If this sounds like a herculean feat, it is indeed a challenge. But it’s a challenge that motivates El-Kebir and his computer science team who thrive when faced with difficult, novel computational problems such as the puzzles presented in the study of cancer’ evolutionary history and mutations.
“One of the reasons cancer is so hard to treat is because of intratumor heterogeneity,” says El-Kebir. a tumor, the cells are not homogenous. When you apply a treatment to the tumor, maybe only a subset of the clones responds, and those clones that don’t respond could then take over the population. That’s why you get treatment resistance. The tumor itself is a result of cancer evolution.”
This “tree” is the puzzle that El-Kebir’s lab seeks to reconstruct, including the order in which the mutations were introduced. What happens then once the puzzle pieces are put together?
“That’s where AI comes in,” says El-Kebir. “With this labeled data in hand, we can partner it with a drug response. This tumor responded to this drug, and this tumor did not. This is what happened in the ‘tree.’ This helps us predict or learn what will happen in response to different types of therapy.”
This information also helps predict future tumor evolution, which has important implications for personalized medicine, or patient-specific therapies.
“The reason therapies fail is because you get resistance,” says El-Kebir. “And you get resistance because of all this heterogeneity in the tumor cells. There are all these different clonal populations. If you know the populations present, it will help you think more carefully how to treat them or contain them because complete eradication may be counterproductive. Just like with antibiotics, you don’t want to use up all the drug options immediately. There’s the first line and then the second line defense. You want a backup plan if the first line fails. If you try to aggressively eradicate the tumor you may end up with a small population that didn’t respond, because they were not as fit as other clones in the tumor. But if they are given the opportunity to take over, they may go rogue. One strategy might include looking at the cells that do respond to therapy and partitioning them into two different groups with alternating drugs to maintain an equilibrium. That’s the game you must play.”
One might wonder how a computer scientist at a basic science cancer center comes to these conclusions. El-Kebir isn’t surprised by that curiosity. In fact, he has devoted himself to studying the data and he’s learned to see the patterns. “I have these perspectives because I have been looking at data for a long time—data before and after treatment. I see what happens. I see the resistance. Patterns emerge. I’ve seen the nondominant clone become dominant. The data don’t lie,” says El-Kebir.

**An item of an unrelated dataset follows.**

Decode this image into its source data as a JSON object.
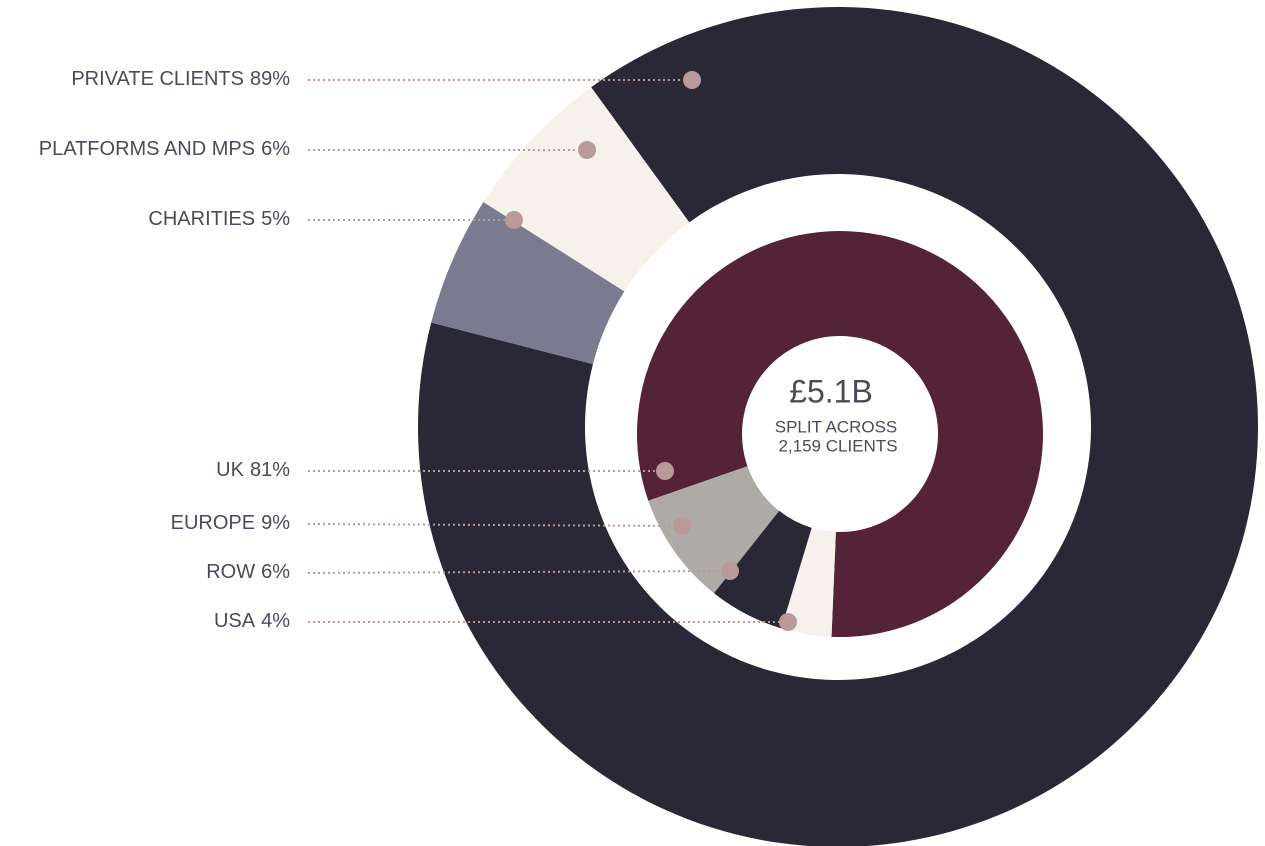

El-Kebir notes the unique position for CCIL researchers to address cancer problems with the help of AI. “We are at the forefront of fundamental science of AI on our campus. There’s a great opportunity to connect with those on the application side, as we develop the science,” says El-Kebir, who observes close-up the rapid growth of our understanding of AI. “I see the implications for basic cancer science that can be translated to the clinic. Cancer immunotherapy—personalized medicine—is one of the prime areas where AI will help us leverage individual patient’s immune systems to clean up cancer.”
And El-Kebir is hopeful about this future as his lab devotes themselves to their work among the edges of fundamental science that will yield fruit for tomorrow’s cancer patients in the clinic.
Mohammed El-Kebir is an Assistant Professor in the Department of Computer Science and affiliate of the National Center of Supercomputing Applications at Illinois.